My cats were born soft and small as peaches
and I tell my mother I cannot get over the miracle
of cell division. How something minuscule
multiplies into muscle mass, coat patterns, a registry
of cause and effect, and divergent personalities.
Like, how one of my cats has grown smart
enough to open doors, chews scenery only
when she wants fed, while her sister, restless
as a cooped finch, is also too scattered
to learn the higher arts of tantrums and escape.
I confess to my mother I can hardly understand
this hurt of watching, loving them as they grow.
My mother gives me a look that makes me stop talking.
As if none of the words I’ve learned could describe
how it feels to mother two girls. My smart cat
comes to me each night to go through the motions
of suckling. She kneads into my right bicep, claws out
so many beads of blood that the skin scabs over
like sandpaper. I’m afraid, now, to tell my mother
about this ritual of caregiving. She has yet
to lift up her shirt to show me all her scars.
Meaningful Symbols Placed in Meaningful Places
I woke up this morning to tell you there may be caves on every continent
marked with ochre and blood and calcium, that we have never been so alone
as to be alien in expressions of love. It has never been a mystery why a child
would trace her hand upon paper any more than any vertebrate that shivers
would turn its face to the sun.
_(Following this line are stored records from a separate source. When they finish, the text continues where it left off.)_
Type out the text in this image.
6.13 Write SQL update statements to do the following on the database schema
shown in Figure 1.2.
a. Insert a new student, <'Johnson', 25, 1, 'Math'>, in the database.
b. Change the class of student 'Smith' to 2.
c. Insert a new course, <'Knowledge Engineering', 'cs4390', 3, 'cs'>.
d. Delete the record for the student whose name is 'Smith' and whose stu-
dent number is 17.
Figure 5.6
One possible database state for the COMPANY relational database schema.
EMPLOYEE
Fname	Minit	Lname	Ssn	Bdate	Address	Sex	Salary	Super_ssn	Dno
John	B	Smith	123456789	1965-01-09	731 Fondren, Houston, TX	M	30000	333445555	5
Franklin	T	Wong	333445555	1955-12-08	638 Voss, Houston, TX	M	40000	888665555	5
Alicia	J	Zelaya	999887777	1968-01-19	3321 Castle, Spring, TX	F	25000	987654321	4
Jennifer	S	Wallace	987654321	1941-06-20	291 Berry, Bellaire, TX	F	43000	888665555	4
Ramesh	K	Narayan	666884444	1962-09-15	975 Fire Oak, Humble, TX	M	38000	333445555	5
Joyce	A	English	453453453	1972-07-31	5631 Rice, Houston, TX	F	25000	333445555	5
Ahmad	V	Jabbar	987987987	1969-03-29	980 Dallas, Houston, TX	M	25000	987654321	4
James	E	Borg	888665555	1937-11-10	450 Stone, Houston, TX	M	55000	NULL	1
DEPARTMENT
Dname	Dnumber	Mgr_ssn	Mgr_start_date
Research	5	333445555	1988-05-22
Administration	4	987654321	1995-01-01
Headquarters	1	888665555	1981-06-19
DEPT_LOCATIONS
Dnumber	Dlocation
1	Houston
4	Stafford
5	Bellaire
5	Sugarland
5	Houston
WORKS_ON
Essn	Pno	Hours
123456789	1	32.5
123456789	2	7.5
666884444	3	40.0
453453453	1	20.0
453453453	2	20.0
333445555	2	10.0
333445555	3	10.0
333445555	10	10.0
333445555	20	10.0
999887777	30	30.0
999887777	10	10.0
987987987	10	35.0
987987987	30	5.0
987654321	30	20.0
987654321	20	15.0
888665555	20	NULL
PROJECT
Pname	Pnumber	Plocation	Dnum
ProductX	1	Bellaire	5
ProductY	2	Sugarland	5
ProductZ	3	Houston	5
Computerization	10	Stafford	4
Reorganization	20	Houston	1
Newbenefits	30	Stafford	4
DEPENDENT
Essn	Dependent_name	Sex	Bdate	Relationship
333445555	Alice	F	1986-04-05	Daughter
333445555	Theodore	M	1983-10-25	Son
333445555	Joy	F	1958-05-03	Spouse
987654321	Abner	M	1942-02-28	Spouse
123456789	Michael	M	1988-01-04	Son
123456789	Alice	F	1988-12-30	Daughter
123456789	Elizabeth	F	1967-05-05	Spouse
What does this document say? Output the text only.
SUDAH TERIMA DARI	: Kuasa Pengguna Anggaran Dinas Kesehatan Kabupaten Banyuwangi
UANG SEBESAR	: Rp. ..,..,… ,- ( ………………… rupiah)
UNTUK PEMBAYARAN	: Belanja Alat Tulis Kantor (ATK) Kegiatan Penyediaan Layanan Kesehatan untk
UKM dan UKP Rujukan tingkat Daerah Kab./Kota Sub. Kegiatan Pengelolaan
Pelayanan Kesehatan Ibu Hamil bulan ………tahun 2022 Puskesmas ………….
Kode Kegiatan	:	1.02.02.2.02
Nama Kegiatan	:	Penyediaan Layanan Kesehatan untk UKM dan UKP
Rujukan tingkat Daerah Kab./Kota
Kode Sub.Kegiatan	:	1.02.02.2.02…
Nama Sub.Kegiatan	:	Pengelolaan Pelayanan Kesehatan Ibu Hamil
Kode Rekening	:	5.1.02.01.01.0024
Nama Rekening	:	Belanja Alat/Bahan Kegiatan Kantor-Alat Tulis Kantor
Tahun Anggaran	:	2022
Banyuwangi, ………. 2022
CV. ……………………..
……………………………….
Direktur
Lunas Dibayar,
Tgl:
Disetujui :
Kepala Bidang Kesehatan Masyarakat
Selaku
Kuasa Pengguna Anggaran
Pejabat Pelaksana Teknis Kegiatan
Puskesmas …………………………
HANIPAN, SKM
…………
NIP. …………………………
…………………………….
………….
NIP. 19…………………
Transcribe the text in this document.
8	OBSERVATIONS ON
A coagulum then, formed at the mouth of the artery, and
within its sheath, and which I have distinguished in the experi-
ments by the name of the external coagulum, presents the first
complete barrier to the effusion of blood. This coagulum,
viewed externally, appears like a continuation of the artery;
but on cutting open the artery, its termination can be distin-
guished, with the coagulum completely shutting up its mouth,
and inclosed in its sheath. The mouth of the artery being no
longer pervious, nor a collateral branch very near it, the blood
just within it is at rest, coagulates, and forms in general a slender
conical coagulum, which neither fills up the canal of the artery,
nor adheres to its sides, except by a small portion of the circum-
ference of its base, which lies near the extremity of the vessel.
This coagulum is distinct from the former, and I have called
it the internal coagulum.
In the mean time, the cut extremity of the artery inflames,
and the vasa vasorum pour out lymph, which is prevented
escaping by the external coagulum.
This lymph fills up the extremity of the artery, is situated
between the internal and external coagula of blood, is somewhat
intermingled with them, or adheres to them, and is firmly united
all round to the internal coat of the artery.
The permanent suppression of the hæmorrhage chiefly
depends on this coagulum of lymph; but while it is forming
Maybe, to be alive today is too much, to choke
upon the lies so many people serve in lieu of common dignity. But to be alive
has always meant waking up, facing sunward, repeating to those we love the truths
that will outlive us. I woke up this morning to tell you Neandertals made art
in caves and as-yet undiscovered places. Surely, all our common ancestors
made art in leaves, art in hair, in song and other intangibles. I woke up because
our lives are holy with such truths as cell division, rock formation, mental
maps that leave their traces in uranium-thorium decay. I wake up in such good
company, knowing we were never the first and won’t be the last to turn the fact
of sunlight into symbol, symbol into body language, movement of bodies against
other bodies into such sciences, such memories, into such blinding hopes.